A review of the application of the regulation showed that the restrictions on liquids carried by passengers arriving on flights from countries outside the EU and transferring at EU airports created certain operational difficulties at these airports and caused inconvenience to the passengers concerned. To address these concerns, discussions have taken place between the EU and other countries to provide for similar exemptions for liquids in tamper evident bags purchased in non-EU airports.
To date, exemptions have been made for Singapore Airport and airports in Croatia following agreements reached with those countries and confirmation that similar security standards applied at their airports. This allows a person travelling from Singapore to purchase duty-free at that airport and transfer at Heathrow for a flight to Dublin without the liquid being confiscated at the screening point in Heathrow. An agreement between the US and the EC, which would provide for a similar exemption for flights between EU and US airports, is expected to be agreed before the end of the year. Discussions are ongoing with other third countries for the application of similar exemptions.
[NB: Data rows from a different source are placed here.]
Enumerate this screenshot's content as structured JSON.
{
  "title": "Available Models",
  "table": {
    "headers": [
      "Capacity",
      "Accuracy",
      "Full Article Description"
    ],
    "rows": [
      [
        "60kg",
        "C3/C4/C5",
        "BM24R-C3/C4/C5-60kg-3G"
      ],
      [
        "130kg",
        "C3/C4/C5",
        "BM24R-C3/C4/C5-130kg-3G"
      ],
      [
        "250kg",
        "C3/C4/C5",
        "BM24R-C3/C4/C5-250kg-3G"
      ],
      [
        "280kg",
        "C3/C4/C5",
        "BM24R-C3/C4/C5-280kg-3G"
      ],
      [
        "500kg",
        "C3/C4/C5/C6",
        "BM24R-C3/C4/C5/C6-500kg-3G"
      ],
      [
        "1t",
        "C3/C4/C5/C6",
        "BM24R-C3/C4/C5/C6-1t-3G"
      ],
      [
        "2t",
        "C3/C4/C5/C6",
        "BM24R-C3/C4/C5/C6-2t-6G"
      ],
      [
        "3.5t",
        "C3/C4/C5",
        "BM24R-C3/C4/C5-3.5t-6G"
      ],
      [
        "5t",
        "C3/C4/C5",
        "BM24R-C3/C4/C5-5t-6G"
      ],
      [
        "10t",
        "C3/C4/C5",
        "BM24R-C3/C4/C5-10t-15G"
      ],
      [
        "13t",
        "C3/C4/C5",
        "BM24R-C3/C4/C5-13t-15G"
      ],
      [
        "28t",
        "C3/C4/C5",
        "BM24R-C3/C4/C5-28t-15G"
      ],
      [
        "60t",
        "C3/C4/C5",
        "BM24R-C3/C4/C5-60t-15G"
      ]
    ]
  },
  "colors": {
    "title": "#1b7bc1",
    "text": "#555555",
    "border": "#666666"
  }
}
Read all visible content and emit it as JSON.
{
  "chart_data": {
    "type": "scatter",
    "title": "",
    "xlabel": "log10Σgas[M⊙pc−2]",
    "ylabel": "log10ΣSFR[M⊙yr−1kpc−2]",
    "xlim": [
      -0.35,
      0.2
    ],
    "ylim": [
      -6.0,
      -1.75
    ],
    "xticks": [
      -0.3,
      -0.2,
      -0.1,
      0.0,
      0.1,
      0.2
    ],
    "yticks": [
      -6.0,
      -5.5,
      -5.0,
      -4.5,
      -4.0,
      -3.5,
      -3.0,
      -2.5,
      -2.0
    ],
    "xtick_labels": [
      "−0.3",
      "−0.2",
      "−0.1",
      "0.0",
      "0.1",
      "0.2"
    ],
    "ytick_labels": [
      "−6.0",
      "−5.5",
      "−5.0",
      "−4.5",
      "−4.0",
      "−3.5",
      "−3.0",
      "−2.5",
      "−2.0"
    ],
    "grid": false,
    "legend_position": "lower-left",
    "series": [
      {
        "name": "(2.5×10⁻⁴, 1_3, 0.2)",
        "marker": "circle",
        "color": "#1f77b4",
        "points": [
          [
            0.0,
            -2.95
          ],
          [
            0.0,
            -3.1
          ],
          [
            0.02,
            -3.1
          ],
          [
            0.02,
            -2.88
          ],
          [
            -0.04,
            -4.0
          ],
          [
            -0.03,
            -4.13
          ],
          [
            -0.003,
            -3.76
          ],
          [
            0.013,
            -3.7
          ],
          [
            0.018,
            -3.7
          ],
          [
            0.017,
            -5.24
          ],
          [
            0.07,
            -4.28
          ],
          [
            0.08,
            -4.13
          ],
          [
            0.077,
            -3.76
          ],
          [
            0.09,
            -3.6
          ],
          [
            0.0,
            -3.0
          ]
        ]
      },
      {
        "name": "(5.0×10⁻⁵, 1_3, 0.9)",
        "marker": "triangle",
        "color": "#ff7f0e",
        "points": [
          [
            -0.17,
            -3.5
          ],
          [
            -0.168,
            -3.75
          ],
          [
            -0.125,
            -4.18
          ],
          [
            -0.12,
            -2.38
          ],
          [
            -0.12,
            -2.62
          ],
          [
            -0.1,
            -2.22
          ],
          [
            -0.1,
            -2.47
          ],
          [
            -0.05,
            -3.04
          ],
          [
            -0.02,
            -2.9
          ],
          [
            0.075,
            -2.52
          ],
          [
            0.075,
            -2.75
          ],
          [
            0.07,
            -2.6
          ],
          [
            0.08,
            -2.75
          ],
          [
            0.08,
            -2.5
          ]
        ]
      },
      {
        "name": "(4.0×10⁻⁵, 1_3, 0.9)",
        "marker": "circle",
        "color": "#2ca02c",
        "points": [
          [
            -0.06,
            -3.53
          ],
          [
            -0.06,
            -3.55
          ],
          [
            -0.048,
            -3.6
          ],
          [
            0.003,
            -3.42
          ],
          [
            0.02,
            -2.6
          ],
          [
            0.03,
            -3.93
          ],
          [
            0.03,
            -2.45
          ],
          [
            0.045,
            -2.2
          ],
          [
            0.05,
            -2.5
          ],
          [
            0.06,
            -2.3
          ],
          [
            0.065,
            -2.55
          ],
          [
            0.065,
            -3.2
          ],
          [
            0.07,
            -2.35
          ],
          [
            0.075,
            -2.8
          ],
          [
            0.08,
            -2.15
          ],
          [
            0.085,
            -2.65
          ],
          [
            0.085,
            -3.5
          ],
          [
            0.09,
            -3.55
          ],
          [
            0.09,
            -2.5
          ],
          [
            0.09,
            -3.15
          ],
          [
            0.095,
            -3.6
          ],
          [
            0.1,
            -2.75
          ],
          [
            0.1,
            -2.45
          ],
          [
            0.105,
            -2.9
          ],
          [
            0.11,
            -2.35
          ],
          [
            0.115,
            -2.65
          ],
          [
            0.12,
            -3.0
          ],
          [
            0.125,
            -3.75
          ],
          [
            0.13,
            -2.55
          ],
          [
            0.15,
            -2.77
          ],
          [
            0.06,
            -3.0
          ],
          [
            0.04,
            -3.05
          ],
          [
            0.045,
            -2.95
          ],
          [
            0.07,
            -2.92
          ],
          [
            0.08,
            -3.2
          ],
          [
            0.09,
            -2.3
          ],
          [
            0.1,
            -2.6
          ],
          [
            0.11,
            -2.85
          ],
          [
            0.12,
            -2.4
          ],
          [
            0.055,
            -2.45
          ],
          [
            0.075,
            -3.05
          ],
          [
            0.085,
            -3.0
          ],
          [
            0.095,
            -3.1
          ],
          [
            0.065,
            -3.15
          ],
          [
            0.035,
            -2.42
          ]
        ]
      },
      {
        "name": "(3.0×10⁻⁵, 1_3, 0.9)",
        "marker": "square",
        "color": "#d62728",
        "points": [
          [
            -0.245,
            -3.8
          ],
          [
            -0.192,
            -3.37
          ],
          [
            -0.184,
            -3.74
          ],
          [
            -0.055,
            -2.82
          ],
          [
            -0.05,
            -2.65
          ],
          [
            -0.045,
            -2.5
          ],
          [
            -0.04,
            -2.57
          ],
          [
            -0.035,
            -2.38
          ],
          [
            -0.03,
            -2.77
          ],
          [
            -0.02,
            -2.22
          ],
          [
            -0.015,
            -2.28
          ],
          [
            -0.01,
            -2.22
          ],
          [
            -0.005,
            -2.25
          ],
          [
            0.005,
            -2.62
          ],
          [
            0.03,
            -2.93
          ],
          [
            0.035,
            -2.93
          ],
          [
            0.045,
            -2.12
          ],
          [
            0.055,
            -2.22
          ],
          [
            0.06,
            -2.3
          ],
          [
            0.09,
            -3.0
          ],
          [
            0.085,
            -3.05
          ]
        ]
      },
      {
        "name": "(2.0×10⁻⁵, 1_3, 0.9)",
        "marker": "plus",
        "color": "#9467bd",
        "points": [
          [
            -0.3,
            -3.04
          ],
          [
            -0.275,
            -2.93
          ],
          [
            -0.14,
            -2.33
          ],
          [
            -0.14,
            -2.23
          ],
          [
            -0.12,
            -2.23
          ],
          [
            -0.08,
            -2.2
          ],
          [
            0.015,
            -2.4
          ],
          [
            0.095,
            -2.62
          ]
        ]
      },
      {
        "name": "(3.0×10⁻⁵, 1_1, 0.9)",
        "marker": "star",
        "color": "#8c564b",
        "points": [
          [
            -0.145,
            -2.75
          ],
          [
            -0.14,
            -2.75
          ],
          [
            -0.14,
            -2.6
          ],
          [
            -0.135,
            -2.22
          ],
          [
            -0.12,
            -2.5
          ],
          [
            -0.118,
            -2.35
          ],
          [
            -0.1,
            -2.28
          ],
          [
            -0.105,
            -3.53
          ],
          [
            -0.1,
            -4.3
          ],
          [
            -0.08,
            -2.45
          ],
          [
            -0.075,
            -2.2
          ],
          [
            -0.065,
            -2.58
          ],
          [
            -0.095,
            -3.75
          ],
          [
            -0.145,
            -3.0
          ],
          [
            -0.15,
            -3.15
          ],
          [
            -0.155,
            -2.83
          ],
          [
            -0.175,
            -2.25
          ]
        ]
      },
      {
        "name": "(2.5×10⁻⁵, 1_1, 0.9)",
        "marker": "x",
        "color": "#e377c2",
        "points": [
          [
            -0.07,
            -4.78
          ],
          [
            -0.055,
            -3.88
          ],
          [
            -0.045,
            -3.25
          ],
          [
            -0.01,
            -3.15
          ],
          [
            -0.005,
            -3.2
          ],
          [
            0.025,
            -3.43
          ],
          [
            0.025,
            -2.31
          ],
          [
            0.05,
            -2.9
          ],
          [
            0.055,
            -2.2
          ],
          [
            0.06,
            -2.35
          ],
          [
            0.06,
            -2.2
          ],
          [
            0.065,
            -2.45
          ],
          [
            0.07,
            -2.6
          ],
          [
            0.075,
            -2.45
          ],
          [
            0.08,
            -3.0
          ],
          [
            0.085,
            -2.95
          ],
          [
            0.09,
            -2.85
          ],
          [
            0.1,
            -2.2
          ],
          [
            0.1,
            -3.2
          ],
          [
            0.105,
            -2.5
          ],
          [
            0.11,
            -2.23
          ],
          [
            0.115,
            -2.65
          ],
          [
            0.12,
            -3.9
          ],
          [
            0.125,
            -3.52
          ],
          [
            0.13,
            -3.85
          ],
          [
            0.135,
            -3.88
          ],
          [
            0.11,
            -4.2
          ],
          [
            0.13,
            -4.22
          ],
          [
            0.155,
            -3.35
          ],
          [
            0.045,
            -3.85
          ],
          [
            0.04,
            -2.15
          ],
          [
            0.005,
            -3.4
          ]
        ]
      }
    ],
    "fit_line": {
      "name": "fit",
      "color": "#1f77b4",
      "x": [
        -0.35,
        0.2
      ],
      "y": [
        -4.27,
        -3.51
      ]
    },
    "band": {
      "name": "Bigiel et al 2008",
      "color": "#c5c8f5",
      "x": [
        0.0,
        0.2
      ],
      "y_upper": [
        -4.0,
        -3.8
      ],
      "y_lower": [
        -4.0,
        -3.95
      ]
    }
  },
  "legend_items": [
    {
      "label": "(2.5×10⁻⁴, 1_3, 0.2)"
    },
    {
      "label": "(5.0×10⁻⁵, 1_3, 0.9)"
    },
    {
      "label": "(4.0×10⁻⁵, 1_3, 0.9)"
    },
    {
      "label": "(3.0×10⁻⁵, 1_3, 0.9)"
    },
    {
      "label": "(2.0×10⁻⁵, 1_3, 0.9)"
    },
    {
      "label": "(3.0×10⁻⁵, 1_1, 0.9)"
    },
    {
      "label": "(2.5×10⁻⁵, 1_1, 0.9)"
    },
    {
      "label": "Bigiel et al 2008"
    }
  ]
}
The threat from liquid explosives and, in particular, the current limitations on the ability to detect them has been recognised by the International Civil Aviation Organisation, ICAO. The European Commission and member states are working hard with ICAO and its contracting states to find solutions so as to enable liquids to be carried freely again. In this context, Ireland has always supported a proportionate response to the threat of liquid explosives and will continue to do so in discussions at international fora.
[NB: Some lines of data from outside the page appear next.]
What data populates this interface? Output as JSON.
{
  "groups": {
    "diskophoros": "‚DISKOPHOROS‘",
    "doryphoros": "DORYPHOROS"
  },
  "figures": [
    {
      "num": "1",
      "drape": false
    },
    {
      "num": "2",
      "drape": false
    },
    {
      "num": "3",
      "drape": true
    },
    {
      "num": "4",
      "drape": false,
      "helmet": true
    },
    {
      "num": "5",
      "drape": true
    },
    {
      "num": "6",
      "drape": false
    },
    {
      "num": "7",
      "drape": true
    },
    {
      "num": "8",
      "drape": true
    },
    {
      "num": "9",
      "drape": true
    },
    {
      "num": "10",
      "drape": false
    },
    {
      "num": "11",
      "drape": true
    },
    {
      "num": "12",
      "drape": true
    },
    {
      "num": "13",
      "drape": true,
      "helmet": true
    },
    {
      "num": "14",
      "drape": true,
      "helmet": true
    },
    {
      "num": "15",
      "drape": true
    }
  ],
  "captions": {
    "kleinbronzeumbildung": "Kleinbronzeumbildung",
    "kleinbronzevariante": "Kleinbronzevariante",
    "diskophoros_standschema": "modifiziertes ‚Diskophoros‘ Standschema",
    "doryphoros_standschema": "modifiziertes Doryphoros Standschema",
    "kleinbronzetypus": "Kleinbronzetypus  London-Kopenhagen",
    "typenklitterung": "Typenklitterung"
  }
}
The restrictions on the carriage of liquids will continue as long as this threat exists and until the necessary technology is put in place to detect explosives in liquids. Discussions are ongoing at EU level and with industry to develop technological solutions to this problem, and this would involve the installation of new screening technology at all airports to scan liquids. While this is likely to take some time, Ireland will continue to support the objective of removing constraints on passengers taking liquids on board aircraft.
I can only seek extra clarification in regard to the particular journeys spoken about by the Senator. I thank Senator Keaveney for raising the matter.
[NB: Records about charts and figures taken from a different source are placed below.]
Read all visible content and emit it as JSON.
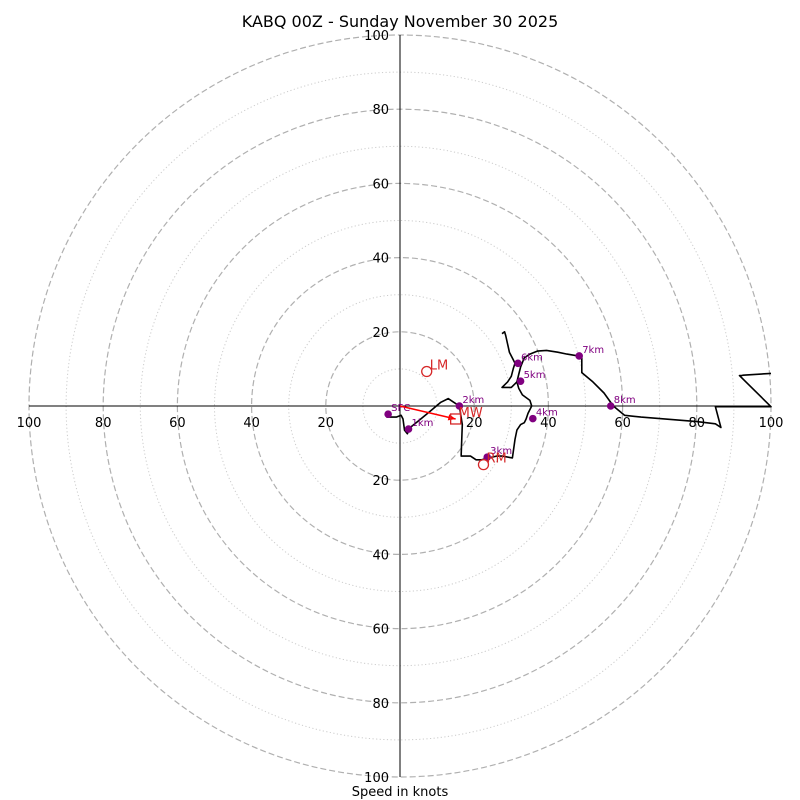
{
  "chart_data": {
    "type": "hodograph",
    "title": "KABQ 00Z - Sunday November 30 2025",
    "xlabel": "Speed in knots",
    "xlim": [
      -100,
      100
    ],
    "ylim": [
      -100,
      100
    ],
    "rings_major": [
      20,
      40,
      60,
      80,
      100
    ],
    "rings_minor": [
      10,
      30,
      50,
      70,
      90
    ],
    "tick_labels": {
      "x_left": [
        "100",
        "80",
        "60",
        "40",
        "20"
      ],
      "x_right": [
        "20",
        "40",
        "60",
        "80",
        "100"
      ],
      "y_top": [
        "100",
        "80",
        "60",
        "40",
        "20"
      ],
      "y_bottom": [
        "20",
        "40",
        "60",
        "80",
        "100"
      ]
    },
    "trace": {
      "u": [
        -3.5,
        -3.5,
        -1,
        0.3,
        0.8,
        1.2,
        2,
        2.5,
        5,
        8,
        11,
        13,
        14.5,
        16,
        16.8,
        16.5,
        16.5,
        19,
        20.5,
        22,
        24,
        26,
        27.5,
        30.3,
        31,
        31.5,
        32.5,
        33.5,
        34,
        34.5,
        35.5,
        35,
        33,
        32,
        31.5,
        32,
        32.5,
        33.5,
        35,
        37,
        39.5,
        42.5,
        45,
        48,
        49,
        49,
        52,
        55,
        57.5,
        60.5,
        65,
        70,
        75,
        80,
        85,
        86.5,
        85,
        85.5,
        86,
        87,
        88,
        90,
        91,
        92.5,
        95,
        98,
        100,
        91.5,
        92,
        92.5,
        100
      ],
      "v": [
        -2.5,
        -3,
        -3,
        -2.5,
        -3.5,
        -6.5,
        -7.5,
        -6,
        -4,
        -1.5,
        1,
        2,
        1,
        0,
        -5,
        -13,
        -13.5,
        -13.5,
        -14.5,
        -14.5,
        -14,
        -13.5,
        -13.5,
        -14,
        -9,
        -6.5,
        -5,
        -4.5,
        -3.5,
        -2,
        0,
        1.5,
        3,
        4.8,
        6.5,
        8.5,
        10.5,
        13,
        14,
        14.8,
        15,
        14.5,
        14,
        13.5,
        13,
        9,
        6.5,
        3.5,
        0,
        -2.5,
        -3,
        -3.4,
        -3.8,
        -4.2,
        -4.8,
        -5.8,
        -0.2,
        -0.2,
        -0.2,
        -0.2,
        -0.2,
        -0.2,
        -0.2,
        -0.2,
        -0.2,
        -0.2,
        -0.2,
        8.2,
        8.2,
        8.3,
        8.8
      ]
    },
    "trace_extra": {
      "u": [
        31.5,
        30,
        27.5,
        29,
        30,
        30.5,
        31,
        30.5,
        29.5,
        28.5,
        28.2,
        27.5
      ],
      "v": [
        6.5,
        5,
        5,
        6.5,
        8,
        10,
        11.5,
        12.5,
        14.5,
        19,
        20,
        19.5
      ]
    },
    "height_points": [
      {
        "label": "SFC",
        "u": -3.2,
        "v": -2.2
      },
      {
        "label": "1km",
        "u": 2.3,
        "v": -6.2
      },
      {
        "label": "2km",
        "u": 16,
        "v": 0
      },
      {
        "label": "3km",
        "u": 23.5,
        "v": -13.8
      },
      {
        "label": "4km",
        "u": 35.8,
        "v": -3.4
      },
      {
        "label": "5km",
        "u": 32.5,
        "v": 6.7
      },
      {
        "label": "6km",
        "u": 31.8,
        "v": 11.5
      },
      {
        "label": "7km",
        "u": 48.3,
        "v": 13.5
      },
      {
        "label": "8km",
        "u": 56.8,
        "v": 0
      }
    ],
    "motions": [
      {
        "label": "LM",
        "u": 7.2,
        "v": 9.3,
        "marker": "circle"
      },
      {
        "label": "RM",
        "u": 22.5,
        "v": -15.8,
        "marker": "circle"
      },
      {
        "label": "MW",
        "u": 15,
        "v": -3.5,
        "marker": "square"
      }
    ],
    "shear_vector": {
      "u0": 0,
      "v0": 0,
      "u1": 15,
      "v1": -3.5
    },
    "colors": {
      "trace": "#000000",
      "points": "#800080",
      "motion": "#d62728",
      "shear": "#ff0000",
      "grid": "#b0b0b0",
      "grid_minor": "#cccccc"
    }
  }
}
I thank the Minister. Often people travel during the night and once they get to the second airport, there is a problem when they thought the procedure was clear. Clarity within Europe is important in that a product must be in a sealed bag and there must be a receipt. The difficulty is when people travel outside Europe and do not know that the same rules are not applicable.
Until such time as the exemptions are removed, there should be some effort by the Department of Transport to get the information to travellers. One of the best possible ways is through the Internet, as people can get it when booking flights, or through travel agents. There should be a line stating that if a traveller is going to a certain destination, he or she will not be able to transport liquids. When one gets to the airport, it seems nobody can tell for sure and it is a lottery as to whether a person will be successful in getting products through.
I thank the Minister of State for his response, which was more helpful than he realises. He is now more aware of what I was asking about. Perhaps he will come back on a future date with some more information on the airports we will have agreements with in future. I am concerned with the information issued to potential customers.